Son nouveau roman, Une belle vie, est une délicieuse lecture d’été qui sonde les liens entre deux sœurs, le temps d’une semaine de vacances au Pays basque français. Nous avons joint Virginie Grimaldi à Bordeaux, en France, pour lui parler de ce titre empreint de tendresse et de nostalgie.

Qu’est-ce qui vous a donné envie d’écrire ce roman sur ces deux sœurs qui ne se sont pas parlé pendant cinq ans et qui renouent dans la maison de leur grand-mère, où elles ont passé leurs plus beaux étés ?

Il se trouve que j’ai une petite sœur que j’aime énormément, qui est ma meilleure amie, et cette relation m’a toujours fascinée.
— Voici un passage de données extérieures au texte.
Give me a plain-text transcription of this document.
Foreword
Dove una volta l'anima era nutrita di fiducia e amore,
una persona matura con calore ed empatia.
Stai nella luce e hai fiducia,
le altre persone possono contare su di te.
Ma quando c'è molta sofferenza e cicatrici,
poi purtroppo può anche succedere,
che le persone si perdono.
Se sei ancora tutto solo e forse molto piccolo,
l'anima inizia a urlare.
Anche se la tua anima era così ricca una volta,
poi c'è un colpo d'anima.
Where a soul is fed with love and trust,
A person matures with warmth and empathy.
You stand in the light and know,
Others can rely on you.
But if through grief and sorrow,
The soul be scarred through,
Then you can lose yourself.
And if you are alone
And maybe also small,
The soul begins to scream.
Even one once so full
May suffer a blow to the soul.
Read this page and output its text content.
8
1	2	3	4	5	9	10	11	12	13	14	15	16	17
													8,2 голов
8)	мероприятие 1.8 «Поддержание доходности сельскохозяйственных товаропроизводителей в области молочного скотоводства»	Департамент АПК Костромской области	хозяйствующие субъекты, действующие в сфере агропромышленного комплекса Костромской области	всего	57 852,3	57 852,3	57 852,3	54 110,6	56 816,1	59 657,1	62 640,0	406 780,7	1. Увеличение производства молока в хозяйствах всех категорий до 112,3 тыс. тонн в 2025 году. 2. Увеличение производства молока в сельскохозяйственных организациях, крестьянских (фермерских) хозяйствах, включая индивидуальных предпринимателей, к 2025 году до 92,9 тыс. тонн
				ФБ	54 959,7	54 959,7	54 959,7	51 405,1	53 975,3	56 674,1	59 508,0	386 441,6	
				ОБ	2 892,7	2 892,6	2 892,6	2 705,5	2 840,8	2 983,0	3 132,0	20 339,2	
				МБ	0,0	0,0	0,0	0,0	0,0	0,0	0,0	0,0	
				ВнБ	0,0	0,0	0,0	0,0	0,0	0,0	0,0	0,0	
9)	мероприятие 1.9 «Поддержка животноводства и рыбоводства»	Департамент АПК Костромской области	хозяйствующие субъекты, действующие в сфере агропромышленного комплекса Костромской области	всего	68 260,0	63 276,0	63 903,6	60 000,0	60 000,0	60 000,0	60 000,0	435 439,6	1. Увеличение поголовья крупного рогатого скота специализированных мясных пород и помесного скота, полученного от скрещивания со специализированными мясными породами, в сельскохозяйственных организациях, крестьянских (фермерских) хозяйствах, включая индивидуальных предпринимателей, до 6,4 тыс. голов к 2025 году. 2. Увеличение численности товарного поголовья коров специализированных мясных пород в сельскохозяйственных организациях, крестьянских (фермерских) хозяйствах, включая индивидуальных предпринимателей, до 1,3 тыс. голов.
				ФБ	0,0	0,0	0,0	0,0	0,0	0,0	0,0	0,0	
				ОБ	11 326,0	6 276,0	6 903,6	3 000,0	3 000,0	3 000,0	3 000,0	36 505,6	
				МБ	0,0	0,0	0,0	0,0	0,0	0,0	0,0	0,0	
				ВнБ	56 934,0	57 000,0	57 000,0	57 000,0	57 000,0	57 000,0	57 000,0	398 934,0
La relation entre frères et sœurs, c’est quelque chose de tellement particulier, qu’on ne choisit pas et qui peut nous rendre malheureux comme elle peut nous rendre heureux, mais qui nous positionne pour la vie. J’ai toujours été la grande sœur, encore aujourd’hui. Et j’ai toujours grandi avec cette peur de perdre ma sœur parce que quand j’étais au collège, il y a une copine qui m’avait lu les lignes de la main et qui m’avait montré la ligne de vie, la ligne de cœur, tout ça. Quand j’étais rentrée chez moi – ma sœur était petite, elle devait avoir 7 ou 8 ans –, je lui avais dit : fais voir, je vais te lire les lignes de la main. Sa ligne de vie était super courte, ça m’a terrorisée ! J’ai grandi en me disant que ma sœur va mourir très jeune, que je vais la perdre même si elle est tellement importante dans ma vie.

Vous dédiez d’ailleurs ce roman à votre sœur. Est-ce que votre relation ressemble à celle entre Emma et Agathe qui, malgré leur éloignement, est faite de complicité, de camaraderie et de bienveillance ?

Oui et non. Il y a un peu de nous, beaucoup de souvenirs qui nous appartiennent et d’autres qui ne nous appartiennent pas du tout. Je ne ressemble pas forcément à Emma, qui est plutôt psychorigide et sérieuse ; j’ai plus la liberté et l’humour d’Agathe. Il y a des tempéraments qui nous ressemblent, donc il y a de nous, mais c’est une fiction. C’est comme ça que je fonctionne : mes romans sont des fictions dans lesquelles je glisse de la réalité.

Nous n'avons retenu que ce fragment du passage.